All the world's a stage for coal
Peabody has stated its position over and over again, and it's about time the investment world began to take notice. The global coal supercycle is "alive and well," and Joy Global continues to corroborate that perspective with a forecast for incremental growth in annual demand for thermal coal of 300 million tons to fuel the roughly 90 gigawatts of coal-fired electricity plants currently under construction. Peabody's five-year outlook has only grown stronger since late 2010, as the company now calls for 1.3 billion tons of cumulative, incremental thermal-coal demand over the coming five-year period.
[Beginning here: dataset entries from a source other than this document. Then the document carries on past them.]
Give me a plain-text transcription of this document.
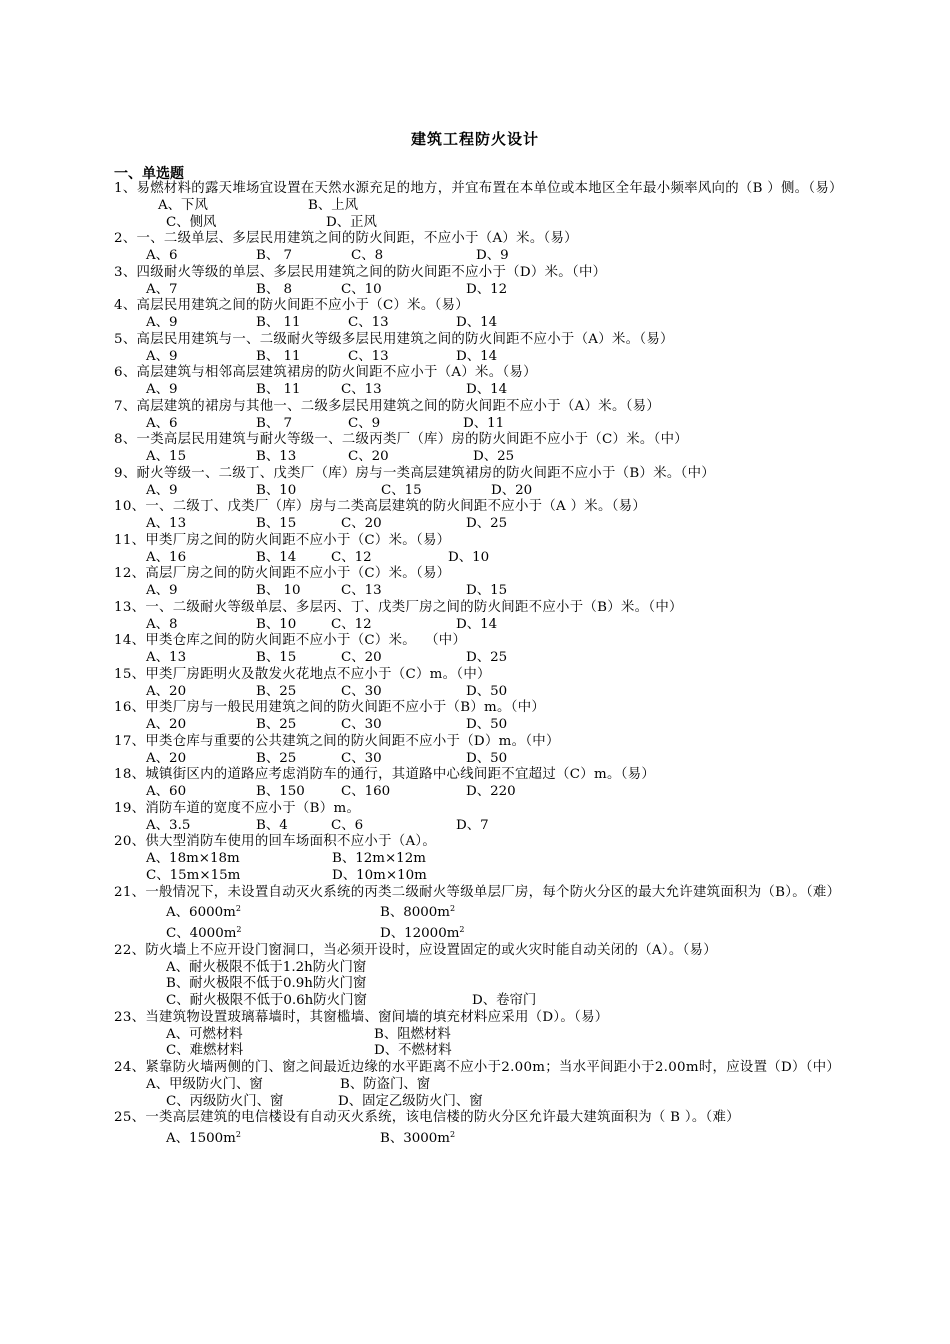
建筑工程防火设计
一、单选题

1、易燃材料的露天堆场宜设置在天然水源充足的地方，并宜布置在本单位或本地区全年最小频率风向的（B ）侧。（易）

A、下风	B、上风
C、侧风	D、正风

2、一、二级单层、多层民用建筑之间的防火间距，不应小于（A）米。（易）

A、6	B、 7	C、8	D、9

3、四级耐火等级的单层、多层民用建筑之间的防火间距不应小于（D）米。（中）

A、7	B、 8	C、10	D、12

4、高层民用建筑之间的防火间距不应小于（C）米。（易）

A、9	B、 11	C、13	D、14

5、高层民用建筑与一、二级耐火等级多层民用建筑之间的防火间距不应小于（A）米。（易）

A、9	B、 11	C、13	D、14

6、高层建筑与相邻高层建筑裙房的防火间距不应小于（A）米。（易）

A、9	B、 11	C、13	D、14

7、高层建筑的裙房与其他一、二级多层民用建筑之间的防火间距不应小于（A）米。（易）

A、6	B、 7	C、9	D、11

8、一类高层民用建筑与耐火等级一、二级丙类厂（库）房的防火间距不应小于（C）米。（中）

A、15	B、13	C、20	D、25

9、耐火等级一、二级丁、戊类厂（库）房与一类高层建筑裙房的防火间距不应小于（B）米。（中）

A、9	B、10	C、15	D、20

10、一、二级丁、戊类厂（库）房与二类高层建筑的防火间距不应小于（A ）米。（易）

A、13	B、15	C、20	D、25

11、甲类厂房之间的防火间距不应小于（C）米。（易）

A、16	B、14	C、12	D、10

12、高层厂房之间的防火间距不应小于（C）米。（易）

A、9	B、 10	C、13	D、15

13、一、二级耐火等级单层、多层丙、丁、戊类厂房之间的防火间距不应小于（B）米。（中）

A、8	B、10	C、12	D、14

14、甲类仓库之间的防火间距不应小于（C）米。  （中）

A、13	B、15	C、20	D、25

15、甲类厂房距明火及散发火花地点不应小于（C）m。（中）

A、20	B、25	C、30	D、50

16、甲类厂房与一般民用建筑之间的防火间距不应小于（B）m。（中）

A、20	B、25	C、30	D、50

17、甲类仓库与重要的公共建筑之间的防火间距不应小于（D）m。（中）

A、20	B、25	C、30	D、50

18、城镇街区内的道路应考虑消防车的通行，其道路中心线间距不宜超过（C）m。（易）

A、60	B、150	C、160	D、220

19、消防车道的宽度不应小于（B）m。

A、3.5	B、4	C、6	D、7

20、供大型消防车使用的回车场面积不应小于（A）。

A、18m×18m	B、12m×12m
C、15m×15m	D、10m×10m

21、一般情况下，未设置自动灭火系统的丙类二级耐火等级单层厂房，每个防火分区的最大允许建筑面积为（B）。（难）

A、$6000m^2$	B、$8000m^2$
C、$4000m^2$	D、$12000m^2$

22、防火墙上不应开设门窗洞口，当必须开设时，应设置固定的或火灾时能自动关闭的（A）。（易）

A、耐火极限不低于1.2h防火门窗
B、耐火极限不低于0.9h防火门窗
C、耐火极限不低于0.6h防火门窗	D、卷帘门

23、当建筑物设置玻璃幕墙时，其窗槛墙、窗间墙的填充材料应采用（D）。（易）

A、可燃材料	B、阻燃材料
C、难燃材料	D、不燃材料

24、紧靠防火墙两侧的门、窗之间最近边缘的水平距离不应小于2.00m；当水平间距小于2.00m时，应设置（D）（中）

A、甲级防火门、窗	B、防盗门、窗
C、丙级防火门、窗	D、固定乙级防火门、窗

25、一类高层建筑的电信楼设有自动灭火系统，该电信楼的防火分区允许最大建筑面积为（ B ）。（难）

A、$1500m^2$	B、$3000m^2$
Although the miner remains meaningfully exposed to U.S. utility demand, my value detector begins to buzz when I see Cloud Peak Energy (NYSE: CLD) growing its exports to coal-hungry Asia by 42% during 2011.

Although dialed back slightly from calls last year for 300 million tons of incremental demand for metallurgical coal over the next five years, Peabody's still-exciting outlook for 50 million tons of new demand per year rests comfortably within supercycle-range. In my view, that renders the market for metallurgical coal one of the most compelling investment targets anywhere in the commodity complex. Given the stock's glaringly oversold condition after a brutal decline, I view junior producer Cline Mining a compelling option for value-hungry investors seeking targeted exposure to metallurgical coal. To track my ongoing coverage of both thermal and metallurgical coal markets, and the underfollowed stocks of the companies that mine them, I invite you to bookmark my article list or follow me on Twitter.

Like my colleague Sean Williams, I believe that now is the time to buy coal. Bargain valuations appear to abound in this deeply impaired segment of the commodity space, but nowhere do I find a more inviting combination of deep value, favorable competitive and geographical positioning, strategic growth potential, and proven execution than I do in the once and future king of coal: Peabody Energy.